10.3 SDO-E : La préservation subtile des inégalités structurelles

À l’opposé de cette brutalité physique, la sous-dimension SDO-Égalitarisme (SDO-E) – ou plus rigoureusement anti-égalitarisme – saisit une posture idéologique feutrée, aristocratique et subtile. Elle est définie non comme le désir actif d’écraser autrui par la baïonnette ou le knout, mais comme une aversion philosophique profonde envers l’idéal même de l’égalité sociale, et un désir persistant de maintenir intactes les asymétries de classe et de prestige préexistantes. Les items typiques de la SDO-E sondent cette répugnance normative : « Nous ne devrions pas nous efforcer de rendre les revenus de chacun plus égaux », « L’égalité entre les groupes ne devrait pas être notre objectif fondamental ».

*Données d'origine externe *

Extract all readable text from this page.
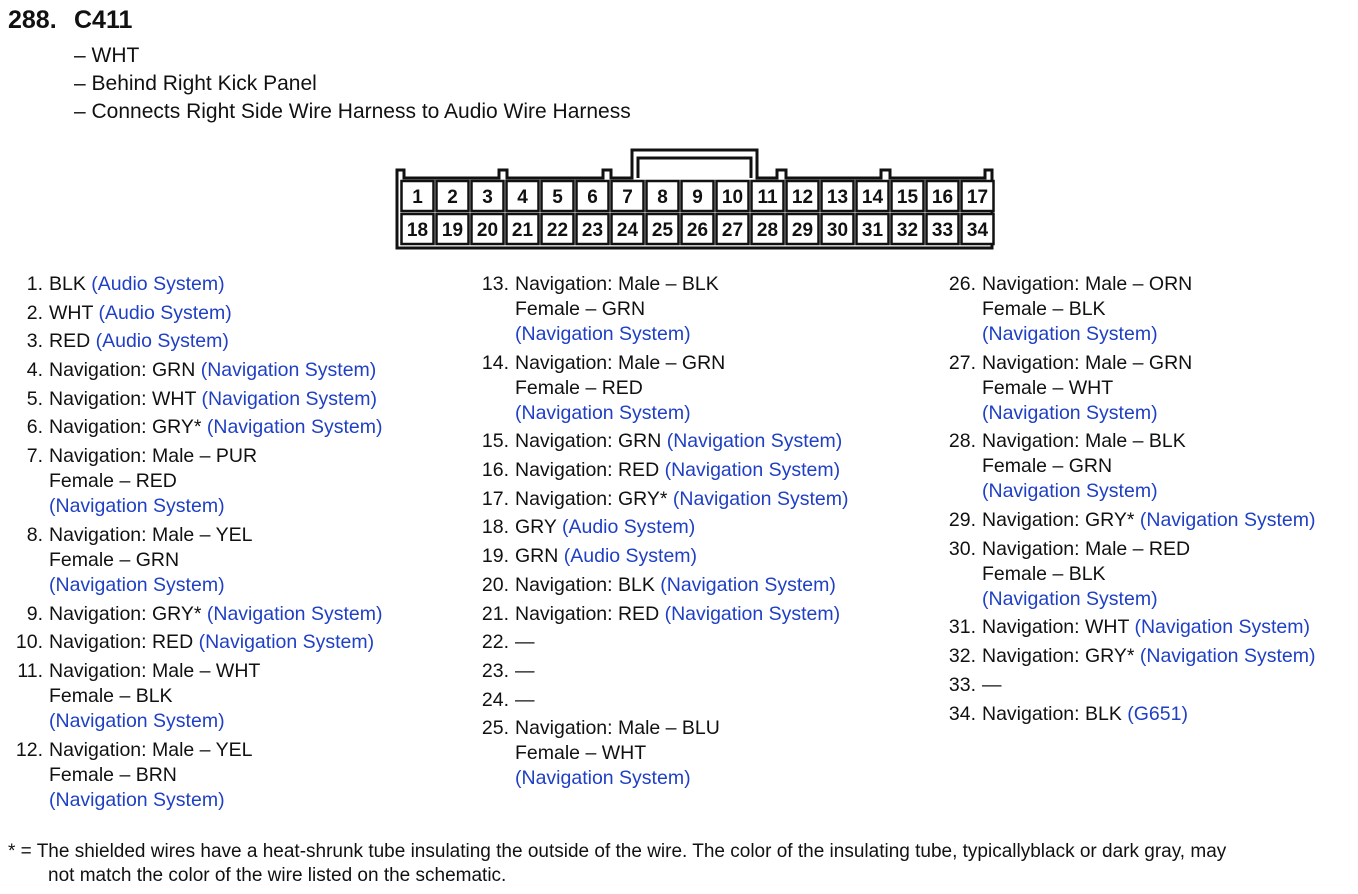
288. C411
– WHT
– Behind Right Kick Panel
– Connects Right Side Wire Harness to Audio Wire Harness
1 2 3 4 5 6 7 8 9 10 11 12 13 14 15 16 17
18 19 20 21 22 23 24 25 26 27 28 29 30 31 32 33 34
1. BLK (Audio System)
2. WHT (Audio System)
3. RED (Audio System)
4. Navigation: GRN (Navigation System)
5. Navigation: WHT (Navigation System)
6. Navigation: GRY* (Navigation System)
7. Navigation: Male – PUR
Female – RED
(Navigation System)
8. Navigation: Male – YEL
Female – GRN
(Navigation System)
9. Navigation: GRY* (Navigation System)
10. Navigation: RED (Navigation System)
11. Navigation: Male – WHT
Female – BLK
(Navigation System)
12. Navigation: Male – YEL
Female – BRN
(Navigation System)
13. Navigation: Male – BLK
Female – GRN
(Navigation System)
14. Navigation: Male – GRN
Female – RED
(Navigation System)
15. Navigation: GRN (Navigation System)
16. Navigation: RED (Navigation System)
17. Navigation: GRY* (Navigation System)
18. GRY (Audio System)
19. GRN (Audio System)
20. Navigation: BLK (Navigation System)
21. Navigation: RED (Navigation System)
22. —
23. —
24. —
25. Navigation: Male – BLU
Female – WHT
(Navigation System)
26. Navigation: Male – ORN
Female – BLK
(Navigation System)
27. Navigation: Male – GRN
Female – WHT
(Navigation System)
28. Navigation: Male – BLK
Female – GRN
(Navigation System)
29. Navigation: GRY* (Navigation System)
30. Navigation: Male – RED
Female – BLK
(Navigation System)
31. Navigation: WHT (Navigation System)
32. Navigation: GRY* (Navigation System)
33. —
34. Navigation: BLK (G651)
* = The shielded wires have a heat-shrunk tube insulating the outside of the wire. The color of the insulating tube, typicallyblack or dark gray, may
not match the color of the wire listed on the schematic.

Les individus affichant une forte SDO-E n’ont aucun attrait pour les bottes cloutées, le sang versé ou les défilés paramilitaires haineux. Ce sont généralement des acteurs parfaitement intégrés dans les élites économiques, financières, juridiques et administratives bourgeoises. Ils s’expriment avec l’élégance du verbe, professent souvent le respect formel de la politesse civile et rejettent vigoureusement l’étiquette infamante de « fasciste » ou de « raciste violent ».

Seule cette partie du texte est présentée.